Cortisol, Fasting – In the context of this screen, cortisol is a glucocorticoid that is responsible for gluconeogenesis, the process of converting amino acids and fats to glucose to meet the body’s needs for glucose. A normal fasting glucose is not normal if the fasting cortisol is elevated.
Amylase – Amylase is used as a marker for pancreatic function, helps to identify pancreatic dysfunction, including possible pathology.
Rheumatoid (RA) Factor – Detects the presence of an autoantibody in the blood to a fragment of the IgG immunoglobulin. Rheumatoid factor becomes elevated when the body is in a state of inflammation. The presence of Rheumatoid Factor indicates that your patient may have rheumatoid arthritis. Positive Rheumatoid Factor test results are found in the majority of cases of rheumatoid arthritis (RA). In addition, many patients with high levels of Rheumatoid Factor in their blood have Sjögren’s syndrome, a systemic inflammatory disorder that affects the mucous membranes. Many patients with RA also have Sjögren’s syndrome.

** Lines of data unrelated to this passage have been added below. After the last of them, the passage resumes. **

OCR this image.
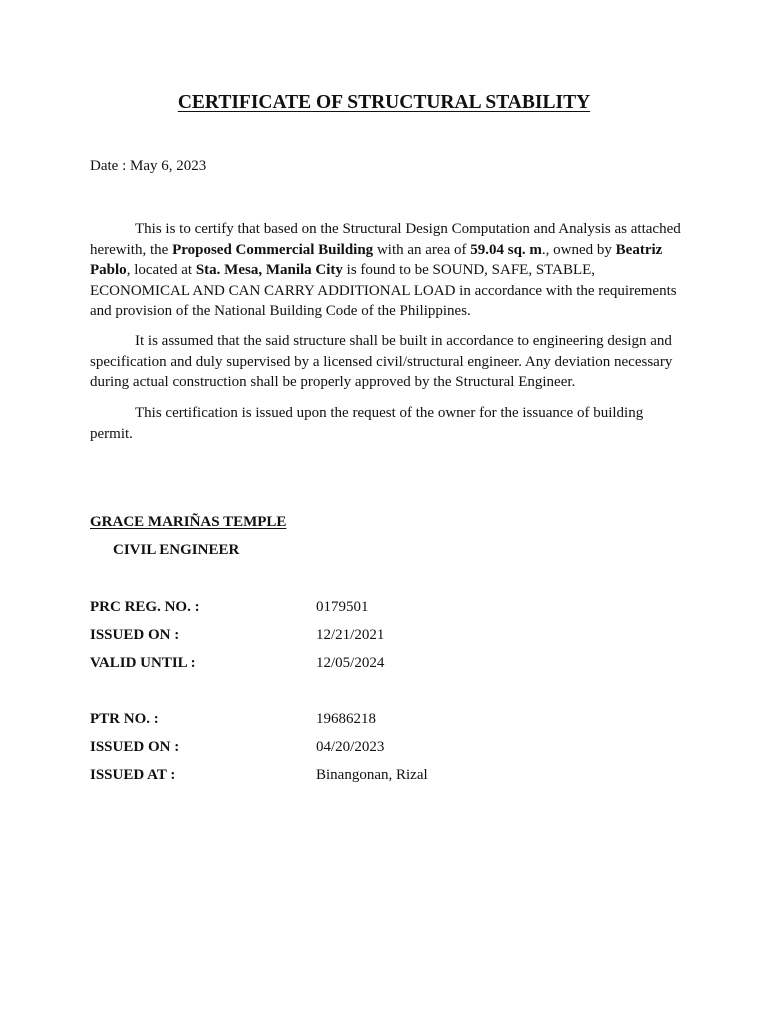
CERTIFICATE OF STRUCTURAL STABILITY
Date : May 6, 2023

This is to certify that based on the Structural Design Computation and Analysis as attached herewith, the Proposed Commercial Building with an area of 59.04 sq. m., owned by Beatriz Pablo, located at Sta. Mesa, Manila City is found to be SOUND, SAFE, STABLE, ECONOMICAL AND CAN CARRY ADDITIONAL LOAD in accordance with the requirements and provision of the National Building Code of the Philippines.

It is assumed that the said structure shall be built in accordance to engineering design and specification and duly supervised by a licensed civil/structural engineer. Any deviation necessary during actual construction shall be properly approved by the Structural Engineer.

This certification is issued upon the request of the owner for the issuance of building permit.

GRACE MARIÑAS TEMPLE
CIVIL ENGINEER
PRC REG. NO. :	0179501
ISSUED ON :	12/21/2021
VALID UNTIL :	12/05/2024
PTR NO. :	19686218
ISSUED ON :	04/20/2023
ISSUED AT :	Binangonan, Rizal
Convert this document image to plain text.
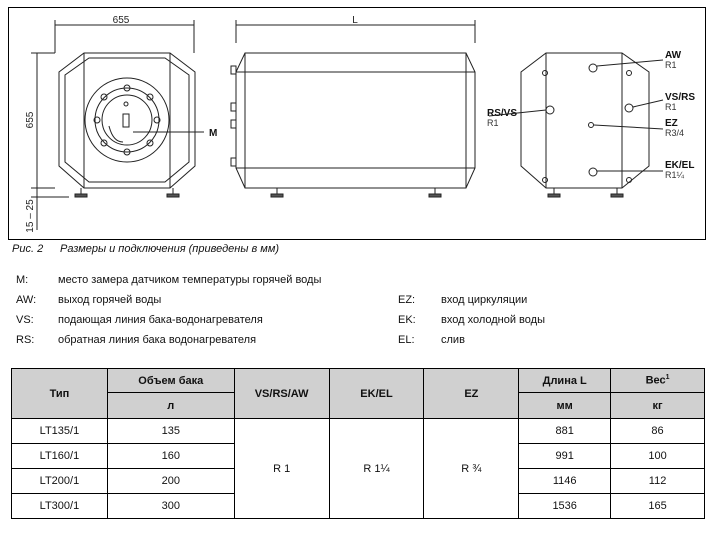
655
655
15 – 25
M
L
AW
R1
VS/RS
R1
EZ
R3/4
EK/EL
R1¼
RS/VS
R1
Рис. 2 Размеры и подключения (приведены в мм)
M:	место замера датчиком температуры горячей воды
AW: выход горячей воды
VS: подающая линия бака-водонагревателя
RS: обратная линия бака водонагревателя
EZ: вход циркуляции
EK: вход холодной воды
EL: слив
Тип	Объем бака	VS/RS/AW	EK/EL	EZ	Длина L	Вес$^1$
	л				мм	кг
LT135/1	135	R 1	R 1¼	R ¾	881	86
LT160/1	160				991	100
LT200/1	200				1146	112
LT300/1	300				1536	165
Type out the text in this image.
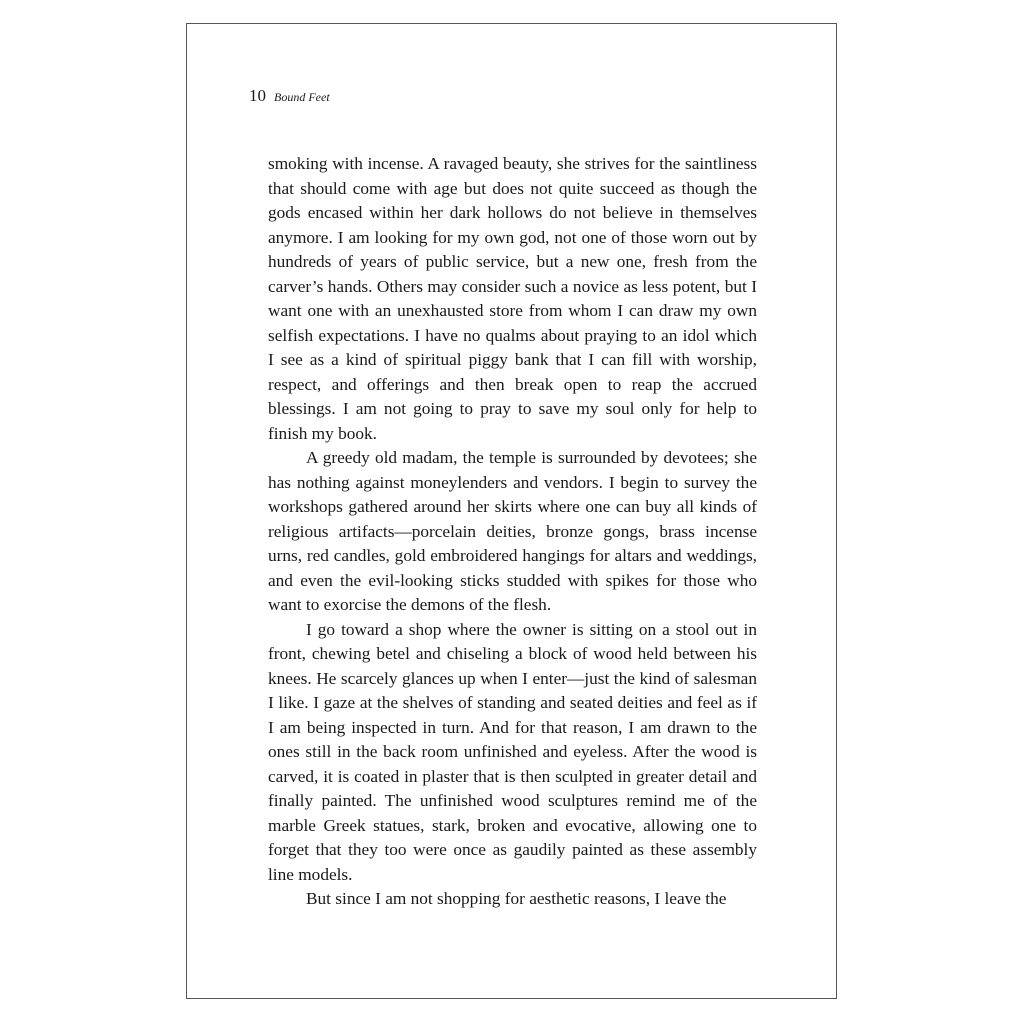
10 Bound Feet

smoking with incense. A ravaged beauty, she strives for the saintliness that should come with age but does not quite succeed as though the gods encased within her dark hollows do not believe in themselves anymore. I am looking for my own god, not one of those worn out by hundreds of years of public service, but a new one, fresh from the carver’s hands. Others may consider such a novice as less potent, but I want one with an unexhausted store from whom I can draw my own selfish expectations. I have no qualms about praying to an idol which I see as a kind of spiritual piggy bank that I can fill with worship, respect, and offerings and then break open to reap the accrued blessings. I am not going to pray to save my soul only for help to finish my book.

A greedy old madam, the temple is surrounded by devotees; she has nothing against moneylenders and vendors. I begin to survey the workshops gathered around her skirts where one can buy all kinds of religious artifacts—porcelain deities, bronze gongs, brass incense urns, red candles, gold embroidered hangings for altars and weddings, and even the evil-looking sticks studded with spikes for those who want to exorcise the demons of the flesh.

I go toward a shop where the owner is sitting on a stool out in front, chewing betel and chiseling a block of wood held between his knees. He scarcely glances up when I enter—just the kind of salesman I like. I gaze at the shelves of standing and seated deities and feel as if I am being inspected in turn. And for that reason, I am drawn to the ones still in the back room unfinished and eyeless. After the wood is carved, it is coated in plaster that is then sculpted in greater detail and finally painted. The unfinished wood sculptures remind me of the marble Greek statues, stark, broken and evocative, allowing one to forget that they too were once as gaudily painted as these assembly line models.

But since I am not shopping for aesthetic reasons, I leave the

Other causes of a positive Rheumatoid Factor test in the absence of RA or Sjögren’s syndrome are endocarditis; systemic lupus erythematosus (lupus); tuberculosis; syphilis; sarcoidosis; cancer; viral infection; or disease of the liver, lung, or kidney. Your patient may also test positive if they have received skin or kidney grafts from a person who does not have their identical genetic profile.
ANA (Antinuclear Antibody) Screen – Generally, the more elevated a patient’s titer of ANA the higher the association with SLE (systemic lupus erythematosus), therefore the greater likelihood that the patient has SLE. ANA are antibodies against one or more elements within a biological cell, involved in the machinery of translating genomic message into proteins. These antibodies can destroy cells. If a positive ANA result is found, additional tests can be done to identify the particular antibody that is causing the ANA to be positive and thus the particular disease process that is likely to be occurring. If your patient has a positive ANA, BioHealth will automatically reflex to fluorescent antibodies for specific antibody identification at no additional cost.